Het team van Yadeborg is divers. Daarmee beschikken we over ruime ervaring en een uitgebreid pallet aan kennis en vaardigheden.
Onze bewoners blijven ten alle tijde eindverantwoordelijk om invulling te geven aan hun eigen leven en toekomst. Medewerkers van Yadeborg staan hen daarbij terzijde om problemen in kaart te brengen en dragen actief bij aan oplossingen. Daarvoor beschikken ze over een groot netwerk van (externe) deskundigen en kennis over administratieve procedures.
Om goed in hun werk te blijven krijgen onze medewerkers bijscholingen, trainingen en intervisie.
Meer lezen over ons werk? Kijk wat onze medewerkers zoal doen.
Alina Jongsma: ‘Samen doelen stellen en problemen kleiner maken’
In een woonwijk in Assen staat een rijtjeshuis waar 5 jongens bij elkaar wonen. Ze zijn allemaal nog maar net 18 jaar. De vijf zijn zonder ouders naar Nederland gevlucht. Nu ze als vluchteling erkend zijn moeten ze leren ook in Nederland op eigen benen te kunnen staan. Dat doen ze vanuit hun nieuwe thuis, de Kleinschalige Wooneenheid (KWE) van Yadeborg.
Alina Jongsma (52) is pedagogisch medewerker van de KWE. Ze begeleidt de vijf jongens en doet dat duidelijk zichtbaar met plezier.
Alina is moeder van 4 kinderen en oma van 7 kleinkinderen. Ze heeft dus volop ervaring om met deze jongens om te gaan. ‘Ik vind het fijn om mensen te helpen en aan te sluiten bij wat een ander nodig heeft. Voor iedereen is dat iets anders.’ Terwijl ze vertelt maakt Hashim voor het eerst een stokbroodje klaar. Iets makkelijks voordat hij – net klaar met school – naar zijn werk bij een supermarkt gaat.

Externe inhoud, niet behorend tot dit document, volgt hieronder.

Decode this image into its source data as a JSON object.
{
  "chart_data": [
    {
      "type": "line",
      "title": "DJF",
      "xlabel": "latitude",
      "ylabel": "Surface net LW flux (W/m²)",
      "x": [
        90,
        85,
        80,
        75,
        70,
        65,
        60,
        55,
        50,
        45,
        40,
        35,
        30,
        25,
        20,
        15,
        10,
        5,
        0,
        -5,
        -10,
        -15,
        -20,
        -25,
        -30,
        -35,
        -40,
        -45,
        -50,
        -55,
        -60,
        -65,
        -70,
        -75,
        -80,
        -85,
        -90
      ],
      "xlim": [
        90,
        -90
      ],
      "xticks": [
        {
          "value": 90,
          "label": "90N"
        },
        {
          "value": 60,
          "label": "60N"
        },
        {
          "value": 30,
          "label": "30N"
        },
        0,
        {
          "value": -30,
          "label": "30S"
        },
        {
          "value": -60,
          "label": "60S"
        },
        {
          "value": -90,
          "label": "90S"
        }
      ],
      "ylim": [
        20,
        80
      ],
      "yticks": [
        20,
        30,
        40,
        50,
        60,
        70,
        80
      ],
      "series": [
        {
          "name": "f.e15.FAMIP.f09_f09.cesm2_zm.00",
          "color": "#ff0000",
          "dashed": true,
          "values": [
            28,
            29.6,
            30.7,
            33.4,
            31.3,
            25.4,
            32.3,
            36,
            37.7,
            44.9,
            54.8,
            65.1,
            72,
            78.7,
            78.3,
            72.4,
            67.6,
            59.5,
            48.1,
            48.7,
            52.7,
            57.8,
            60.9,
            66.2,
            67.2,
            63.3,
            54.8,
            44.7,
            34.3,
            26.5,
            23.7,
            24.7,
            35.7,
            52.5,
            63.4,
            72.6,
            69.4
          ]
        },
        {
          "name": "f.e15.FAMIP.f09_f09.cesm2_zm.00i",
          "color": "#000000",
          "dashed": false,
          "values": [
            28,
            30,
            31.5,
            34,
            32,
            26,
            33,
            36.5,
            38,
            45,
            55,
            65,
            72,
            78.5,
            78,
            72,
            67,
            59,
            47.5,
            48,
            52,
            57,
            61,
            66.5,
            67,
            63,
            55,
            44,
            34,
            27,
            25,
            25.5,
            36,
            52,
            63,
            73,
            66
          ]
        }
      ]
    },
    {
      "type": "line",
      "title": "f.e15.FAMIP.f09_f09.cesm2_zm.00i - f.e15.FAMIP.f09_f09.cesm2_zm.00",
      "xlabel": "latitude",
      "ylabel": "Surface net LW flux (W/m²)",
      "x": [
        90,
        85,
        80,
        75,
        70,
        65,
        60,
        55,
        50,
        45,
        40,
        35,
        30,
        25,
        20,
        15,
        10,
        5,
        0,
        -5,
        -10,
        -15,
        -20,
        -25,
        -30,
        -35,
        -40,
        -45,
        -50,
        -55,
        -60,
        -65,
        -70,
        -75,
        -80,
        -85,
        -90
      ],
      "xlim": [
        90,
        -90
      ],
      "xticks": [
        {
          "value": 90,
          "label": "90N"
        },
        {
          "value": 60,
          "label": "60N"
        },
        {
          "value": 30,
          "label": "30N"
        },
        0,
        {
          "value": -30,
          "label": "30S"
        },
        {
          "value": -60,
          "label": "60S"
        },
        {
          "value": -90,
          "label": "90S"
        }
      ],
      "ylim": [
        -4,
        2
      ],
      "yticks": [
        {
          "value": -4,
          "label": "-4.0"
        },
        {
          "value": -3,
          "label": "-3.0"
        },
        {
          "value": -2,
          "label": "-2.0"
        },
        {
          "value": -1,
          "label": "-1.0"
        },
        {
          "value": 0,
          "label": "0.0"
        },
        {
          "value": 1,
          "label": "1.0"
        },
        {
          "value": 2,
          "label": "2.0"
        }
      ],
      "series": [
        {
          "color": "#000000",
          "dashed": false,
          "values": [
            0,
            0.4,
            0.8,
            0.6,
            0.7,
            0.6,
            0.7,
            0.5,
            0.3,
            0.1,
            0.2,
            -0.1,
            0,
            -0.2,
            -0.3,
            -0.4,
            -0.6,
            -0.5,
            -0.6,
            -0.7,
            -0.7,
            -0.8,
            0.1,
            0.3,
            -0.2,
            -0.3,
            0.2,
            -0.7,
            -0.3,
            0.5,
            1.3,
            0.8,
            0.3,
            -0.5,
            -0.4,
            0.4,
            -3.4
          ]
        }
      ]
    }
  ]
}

‘Nadat onze jongste 15 jaar werd ben ik aan het werk gegaan. Eerst als vrijwilliger bij het Leger des Heils in de zorg voor dak- en thuislozen. Daar raden ze me aan opnieuw te gaan studeren en dat heb ik gedaan. Ik zocht uit wat voor opleiding ik moest volgen om jongeren te coachen. Na een opleiding contextueel gedachtengoed volgde ik de Mbo-opleiding specifieke doelgroepen en nu ben ik ook aan een coach-opleiding begonnen.’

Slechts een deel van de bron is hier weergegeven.